The OECD has released a new report entitled “Is Immigration good for the economy?”, which attempts to counter what it calls “ill-informed perceptions, which, in turn, can lead to public antagonism towards migration”.
The report delivers a fairly lukewarm assessment about immigration’s benefits to economies, claiming that it is neither a “panacea” for boosting growth or improving improving public finances:
The study suggests the impact of the cumulative waves of migration that arrived over the past 50 years in OECD countries is on average close to zero, rarely exceeding 0.5% of GDP in either positive or negative terms…
Immigrants are thus neither a burden to the public purse nor are they a panacea for addressing fiscal challenges…
International migration has both direct and indirect effects on economic growth. There is little doubt that where migration expands the workforce, aggregate GDP can be expected to grow. However, the situation is less clear when it comes to per capita GDP growth.
… migrants arrive with skills and abilities, and so supplement the stock of human capital of the host country…
Few empirical studies have tried, however, to estimate the overall impact of net migration on economic growth, in part because of a shortage of harmonised comparative data on international migration by skills levels.
One study that looks at the impact of migration on economic growth for 22 OECD countries between 1986 and 2006 demonstrates a positive but fairly small impact of the human capital brought by migrants on economic growth. The contribution of immigrants to human capital accumulation tends to counteract the mechanical dilution effect (i.e. the impact of population increase on capital per worker), but the net effect is fairly small, including in countries which have highly selective migration policies. An increase of 50% in net migration of the foreign-born generates less than one tenth of a percentage-point variation in productivity growth.
As noted by the UK Telegraph, this is one of those studies that could be seized by either side of the immigration debate. Opponents to immigration could use it to undermine claims that immigration is required to boost public finances as the baby boomers retire, whereas proponents could point to the positive (albeit tiny) purported economic benefits.
The OECD findings also accord with modelling from Australia’s Productivity Commission, which found that immigration is neither beneficial (or necessarily detrimental) for the economy or living standards, nor can it alleviate the impacts of an ageing population.
My own view with regards to Australia is that immigration is not an all or nothing proposition. A moderate migration program – commensurate to what existed prior to the start of the Howard Government’s mid-2000s population ponzi – is fine (see next chart), but the current immigration intake is far too large, and is placing too much strain on Australia’s infrastructure and housing.

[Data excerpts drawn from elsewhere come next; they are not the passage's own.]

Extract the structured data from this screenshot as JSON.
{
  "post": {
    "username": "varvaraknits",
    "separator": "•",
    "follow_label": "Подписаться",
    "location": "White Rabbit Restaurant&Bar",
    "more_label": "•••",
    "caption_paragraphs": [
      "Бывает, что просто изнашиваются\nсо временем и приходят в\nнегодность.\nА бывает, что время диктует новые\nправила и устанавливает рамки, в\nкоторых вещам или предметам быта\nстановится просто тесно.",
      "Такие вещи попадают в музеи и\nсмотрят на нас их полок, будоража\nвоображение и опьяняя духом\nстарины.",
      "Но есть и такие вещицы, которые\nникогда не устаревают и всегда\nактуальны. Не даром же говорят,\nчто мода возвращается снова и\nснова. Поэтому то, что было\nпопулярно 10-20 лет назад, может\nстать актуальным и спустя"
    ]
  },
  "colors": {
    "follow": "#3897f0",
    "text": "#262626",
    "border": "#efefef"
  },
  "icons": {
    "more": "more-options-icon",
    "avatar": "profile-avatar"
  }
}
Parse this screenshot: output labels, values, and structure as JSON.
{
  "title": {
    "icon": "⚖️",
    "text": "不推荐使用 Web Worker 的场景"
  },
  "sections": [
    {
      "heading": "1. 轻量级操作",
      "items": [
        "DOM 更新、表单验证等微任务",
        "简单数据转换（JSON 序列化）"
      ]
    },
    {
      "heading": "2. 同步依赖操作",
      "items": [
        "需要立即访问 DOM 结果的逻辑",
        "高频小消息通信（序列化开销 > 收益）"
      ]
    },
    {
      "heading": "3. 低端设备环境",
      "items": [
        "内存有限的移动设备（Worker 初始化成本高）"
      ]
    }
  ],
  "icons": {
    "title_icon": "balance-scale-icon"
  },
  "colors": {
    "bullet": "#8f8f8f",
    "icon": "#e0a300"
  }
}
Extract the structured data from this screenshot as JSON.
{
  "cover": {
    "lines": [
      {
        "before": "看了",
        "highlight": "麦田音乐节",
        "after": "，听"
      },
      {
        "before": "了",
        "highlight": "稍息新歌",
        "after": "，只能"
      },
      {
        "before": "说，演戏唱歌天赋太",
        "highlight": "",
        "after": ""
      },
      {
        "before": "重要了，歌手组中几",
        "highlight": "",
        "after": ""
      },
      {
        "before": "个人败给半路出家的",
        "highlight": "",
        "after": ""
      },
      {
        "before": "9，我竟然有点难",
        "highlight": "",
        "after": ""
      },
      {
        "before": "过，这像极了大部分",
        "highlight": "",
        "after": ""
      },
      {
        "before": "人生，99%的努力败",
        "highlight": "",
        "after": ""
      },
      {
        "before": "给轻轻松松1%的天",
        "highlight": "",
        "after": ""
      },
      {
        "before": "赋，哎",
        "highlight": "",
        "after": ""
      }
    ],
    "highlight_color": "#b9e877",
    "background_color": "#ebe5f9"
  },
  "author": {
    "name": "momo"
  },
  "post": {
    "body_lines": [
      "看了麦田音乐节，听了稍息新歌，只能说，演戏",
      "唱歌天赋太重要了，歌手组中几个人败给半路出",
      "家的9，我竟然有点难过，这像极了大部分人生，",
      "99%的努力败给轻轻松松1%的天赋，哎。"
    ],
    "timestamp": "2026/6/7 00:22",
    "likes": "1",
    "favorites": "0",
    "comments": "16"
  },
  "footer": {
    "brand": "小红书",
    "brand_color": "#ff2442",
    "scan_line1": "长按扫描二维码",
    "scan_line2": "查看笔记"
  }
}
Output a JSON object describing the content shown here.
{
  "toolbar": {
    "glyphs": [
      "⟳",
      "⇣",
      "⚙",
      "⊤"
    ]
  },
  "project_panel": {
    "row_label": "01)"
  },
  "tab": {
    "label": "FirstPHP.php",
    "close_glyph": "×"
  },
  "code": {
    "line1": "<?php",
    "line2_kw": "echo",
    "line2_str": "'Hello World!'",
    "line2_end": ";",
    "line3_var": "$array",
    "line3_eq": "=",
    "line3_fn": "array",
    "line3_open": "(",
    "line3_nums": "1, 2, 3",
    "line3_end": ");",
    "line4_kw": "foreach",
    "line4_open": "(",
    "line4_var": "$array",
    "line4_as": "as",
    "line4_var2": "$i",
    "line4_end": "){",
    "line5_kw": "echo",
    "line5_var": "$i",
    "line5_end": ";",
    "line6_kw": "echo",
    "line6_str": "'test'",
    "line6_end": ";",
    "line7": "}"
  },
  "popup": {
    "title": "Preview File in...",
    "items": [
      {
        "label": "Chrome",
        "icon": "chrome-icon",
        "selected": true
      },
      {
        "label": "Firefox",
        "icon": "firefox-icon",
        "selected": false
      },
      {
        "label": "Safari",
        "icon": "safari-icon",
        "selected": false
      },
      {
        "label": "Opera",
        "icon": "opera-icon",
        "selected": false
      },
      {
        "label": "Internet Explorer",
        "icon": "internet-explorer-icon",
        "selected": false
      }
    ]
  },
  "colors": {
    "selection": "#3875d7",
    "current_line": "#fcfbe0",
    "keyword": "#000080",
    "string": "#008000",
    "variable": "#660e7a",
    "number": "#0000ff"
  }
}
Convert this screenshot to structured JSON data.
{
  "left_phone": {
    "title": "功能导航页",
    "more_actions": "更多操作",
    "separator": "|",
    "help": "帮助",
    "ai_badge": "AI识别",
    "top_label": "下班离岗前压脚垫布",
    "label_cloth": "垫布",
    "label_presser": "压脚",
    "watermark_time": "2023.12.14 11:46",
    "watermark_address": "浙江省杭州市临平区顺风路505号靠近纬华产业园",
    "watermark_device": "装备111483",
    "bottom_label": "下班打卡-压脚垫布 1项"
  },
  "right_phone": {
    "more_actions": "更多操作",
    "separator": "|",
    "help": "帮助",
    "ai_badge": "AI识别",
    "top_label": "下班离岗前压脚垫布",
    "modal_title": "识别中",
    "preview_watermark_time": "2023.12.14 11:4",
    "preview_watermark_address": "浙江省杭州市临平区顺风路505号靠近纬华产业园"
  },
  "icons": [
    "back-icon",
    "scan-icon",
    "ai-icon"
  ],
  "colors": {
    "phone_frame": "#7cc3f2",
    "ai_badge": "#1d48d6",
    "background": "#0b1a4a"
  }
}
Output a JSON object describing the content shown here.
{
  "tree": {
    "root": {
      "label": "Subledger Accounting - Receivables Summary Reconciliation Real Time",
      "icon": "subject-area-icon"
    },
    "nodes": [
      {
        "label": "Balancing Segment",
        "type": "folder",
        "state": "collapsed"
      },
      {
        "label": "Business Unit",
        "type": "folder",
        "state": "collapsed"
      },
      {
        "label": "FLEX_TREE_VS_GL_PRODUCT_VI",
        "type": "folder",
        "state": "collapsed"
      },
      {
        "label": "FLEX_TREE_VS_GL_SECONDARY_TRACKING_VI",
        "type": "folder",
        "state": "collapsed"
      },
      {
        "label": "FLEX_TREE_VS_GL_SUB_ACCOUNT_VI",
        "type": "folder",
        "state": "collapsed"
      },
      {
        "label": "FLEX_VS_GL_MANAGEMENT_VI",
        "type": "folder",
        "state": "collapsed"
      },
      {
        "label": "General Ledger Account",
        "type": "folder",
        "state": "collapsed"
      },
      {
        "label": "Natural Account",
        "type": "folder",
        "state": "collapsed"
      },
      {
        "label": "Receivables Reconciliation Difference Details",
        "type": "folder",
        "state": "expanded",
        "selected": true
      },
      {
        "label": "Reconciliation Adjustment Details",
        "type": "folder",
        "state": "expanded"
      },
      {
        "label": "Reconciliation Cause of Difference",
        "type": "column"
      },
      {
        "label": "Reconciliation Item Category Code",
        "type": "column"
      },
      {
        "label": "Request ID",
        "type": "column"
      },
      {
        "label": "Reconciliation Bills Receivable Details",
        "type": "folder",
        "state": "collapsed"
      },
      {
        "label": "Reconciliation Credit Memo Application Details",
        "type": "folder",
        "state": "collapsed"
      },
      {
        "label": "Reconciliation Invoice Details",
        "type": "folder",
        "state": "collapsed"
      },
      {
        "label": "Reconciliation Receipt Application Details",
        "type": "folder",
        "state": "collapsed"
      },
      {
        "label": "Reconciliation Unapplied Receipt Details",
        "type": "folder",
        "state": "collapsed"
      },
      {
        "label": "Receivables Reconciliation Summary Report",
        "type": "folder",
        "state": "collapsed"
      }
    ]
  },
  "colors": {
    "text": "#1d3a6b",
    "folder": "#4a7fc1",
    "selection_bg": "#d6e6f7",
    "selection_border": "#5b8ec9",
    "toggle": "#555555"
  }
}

As explained recently by Dr Katherine Betts from the Monash University Centre for Population and Urban Research, when immigration is too high, it can drain the nation’s productivity by crowding-out productive investment and capital deepening:
The Productivity Commission report on ageing points out that the infrastructure spending needed to manage population growth over the next 50 years will be five times the total that was needed over the last 50 years. This investment in capital widening must seriously weaken Australia’s capacity to invest in the capital deepening that would boost productivity…
Population growth imposes pressures on infrastructure and adds to congestion; in so doing it depresses productivity.
International comparisons show that there is no association between population growth and growth in per capita GDP. This is not surprising as comparative data on 32 OECD countries show no positive association between population growth and growth in labour productivity…
Assertions that immigration-fuelled population growth will boost productivity remain conjectural. There is no empirical evidence that such growth in an advanced economy increases productivity.
In Australia’s case, there is also the concern that we earn our way in the world mainly by selling our fixed mineral resources (e.g. iron ore, coal, natural gas, and gold). And more people means less resources per capita. It also means that we must deplete our mineral resources faster just to maintain a constant standard of living.
High immigration and population growth is fine if it is for a purpose and fits an overall plan. But instead, Australia’s governments have pursued an uncoordinated approach, growing for growth’s sake and pushing the nation up against infrastructure bottlenecks. It has also diluted our fixed endowment of minerals resources, potentially lowering the living standards of the existing population.